In this study multi-temporal remote sensing data are used to understand land/use and land cover changes as well as surface temperature changes and investigate the relationship with GWT in Bangalore city. Rapid changes in land use classes like built-up has an impact over LST and GWT, this study was attempted to understand that. This study is considering four classes, those are built-up, vegetation, water body and others. If we see the result, then we observed that built-up area is increased by 44–47% in last 10 years. Here we found there is strong relationship between NBDI and BUAI with LST which proved that this increased built-up has affected on increasing LST value. The similar trend we found over GWT. We can take that GWT is a good indicator for urban heat island study. We observed that built-up area is showing higher LST in both the years 1999 and 2009. We also observed that under built-up area GWT is showing higher value than non-built up area. We also observed that Bangalore city expanding its boundary mainly outskirt area of the city removing the vegetation area and converting in built-up area less vegetated area mostly concrete area found with higher LST and GWT value. Even we found very strong positive relationship between NDBI, BUAI and LST. So, this study gives us a basic understanding how huge construction in Bangalore city is affecting on LST and GWT value. In the last 10 years Bangalore city lost its parks, gardens and lakes. It is understandable from this study that for mitigating Urban Heat Island effect city parks and lakes are taking major role. So, it is important to protect existing country parks and lakes to mitigate urban heat gradually in a long term.
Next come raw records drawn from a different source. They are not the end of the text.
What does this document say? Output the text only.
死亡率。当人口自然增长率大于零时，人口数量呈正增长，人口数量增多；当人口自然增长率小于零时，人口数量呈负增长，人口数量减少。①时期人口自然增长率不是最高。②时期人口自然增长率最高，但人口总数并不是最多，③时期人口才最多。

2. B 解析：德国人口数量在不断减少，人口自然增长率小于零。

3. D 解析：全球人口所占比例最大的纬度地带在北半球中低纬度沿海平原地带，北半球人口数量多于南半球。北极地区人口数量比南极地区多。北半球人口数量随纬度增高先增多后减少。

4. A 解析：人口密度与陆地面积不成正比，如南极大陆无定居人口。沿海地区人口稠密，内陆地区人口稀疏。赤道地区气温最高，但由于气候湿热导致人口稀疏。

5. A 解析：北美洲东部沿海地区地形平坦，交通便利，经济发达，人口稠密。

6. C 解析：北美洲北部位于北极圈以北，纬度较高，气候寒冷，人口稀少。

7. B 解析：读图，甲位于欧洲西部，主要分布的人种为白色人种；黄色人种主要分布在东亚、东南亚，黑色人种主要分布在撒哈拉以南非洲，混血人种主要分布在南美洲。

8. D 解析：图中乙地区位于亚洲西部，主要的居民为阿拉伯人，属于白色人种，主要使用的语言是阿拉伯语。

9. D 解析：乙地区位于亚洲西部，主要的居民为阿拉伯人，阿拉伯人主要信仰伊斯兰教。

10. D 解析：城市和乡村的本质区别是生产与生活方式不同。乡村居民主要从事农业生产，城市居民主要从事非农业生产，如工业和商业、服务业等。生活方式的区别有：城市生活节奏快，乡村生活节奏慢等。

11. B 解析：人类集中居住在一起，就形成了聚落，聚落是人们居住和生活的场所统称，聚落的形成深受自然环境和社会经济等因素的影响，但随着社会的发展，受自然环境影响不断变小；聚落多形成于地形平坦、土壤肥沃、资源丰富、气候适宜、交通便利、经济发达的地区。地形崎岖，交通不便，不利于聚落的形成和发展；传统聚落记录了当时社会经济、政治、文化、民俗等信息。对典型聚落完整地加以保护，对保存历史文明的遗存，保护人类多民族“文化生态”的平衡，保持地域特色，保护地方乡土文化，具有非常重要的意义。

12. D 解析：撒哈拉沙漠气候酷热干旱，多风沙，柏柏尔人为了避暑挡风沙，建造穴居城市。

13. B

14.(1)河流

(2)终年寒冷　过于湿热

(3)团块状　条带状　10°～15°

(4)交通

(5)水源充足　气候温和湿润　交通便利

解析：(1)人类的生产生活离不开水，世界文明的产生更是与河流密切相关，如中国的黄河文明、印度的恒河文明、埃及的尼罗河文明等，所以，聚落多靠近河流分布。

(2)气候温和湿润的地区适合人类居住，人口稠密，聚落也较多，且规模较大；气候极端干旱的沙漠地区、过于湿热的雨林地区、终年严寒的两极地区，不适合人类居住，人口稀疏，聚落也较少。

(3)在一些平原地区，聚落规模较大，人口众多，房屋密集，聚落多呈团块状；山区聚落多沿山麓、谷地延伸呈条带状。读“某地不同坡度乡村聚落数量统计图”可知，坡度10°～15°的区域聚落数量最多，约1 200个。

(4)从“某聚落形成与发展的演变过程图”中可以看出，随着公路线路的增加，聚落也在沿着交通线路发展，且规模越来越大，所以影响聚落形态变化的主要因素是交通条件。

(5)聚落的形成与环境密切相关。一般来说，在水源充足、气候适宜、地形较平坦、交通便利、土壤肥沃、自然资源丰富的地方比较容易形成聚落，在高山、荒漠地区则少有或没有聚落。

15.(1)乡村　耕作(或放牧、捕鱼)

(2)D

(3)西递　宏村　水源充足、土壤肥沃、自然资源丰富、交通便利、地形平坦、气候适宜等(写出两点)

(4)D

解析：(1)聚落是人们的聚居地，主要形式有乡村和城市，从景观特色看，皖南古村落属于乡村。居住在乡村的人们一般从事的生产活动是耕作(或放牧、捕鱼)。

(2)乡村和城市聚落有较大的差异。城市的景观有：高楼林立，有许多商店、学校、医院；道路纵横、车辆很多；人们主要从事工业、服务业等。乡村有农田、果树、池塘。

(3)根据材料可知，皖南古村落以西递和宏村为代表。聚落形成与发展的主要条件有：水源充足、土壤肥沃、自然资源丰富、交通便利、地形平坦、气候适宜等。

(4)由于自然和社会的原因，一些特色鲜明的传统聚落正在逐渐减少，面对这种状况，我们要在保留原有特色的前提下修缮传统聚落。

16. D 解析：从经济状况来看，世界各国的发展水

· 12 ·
Bangalore city authority should focus more to protect its parks and lakes which will mitigate its temperature. City also take adoption of green building project more. Instead of using thermal power city should move toward sustainable energy consumption like sun energy. It’s also focused to clean its lake from pollution. Electric vehicles should be encouraged more inside the city.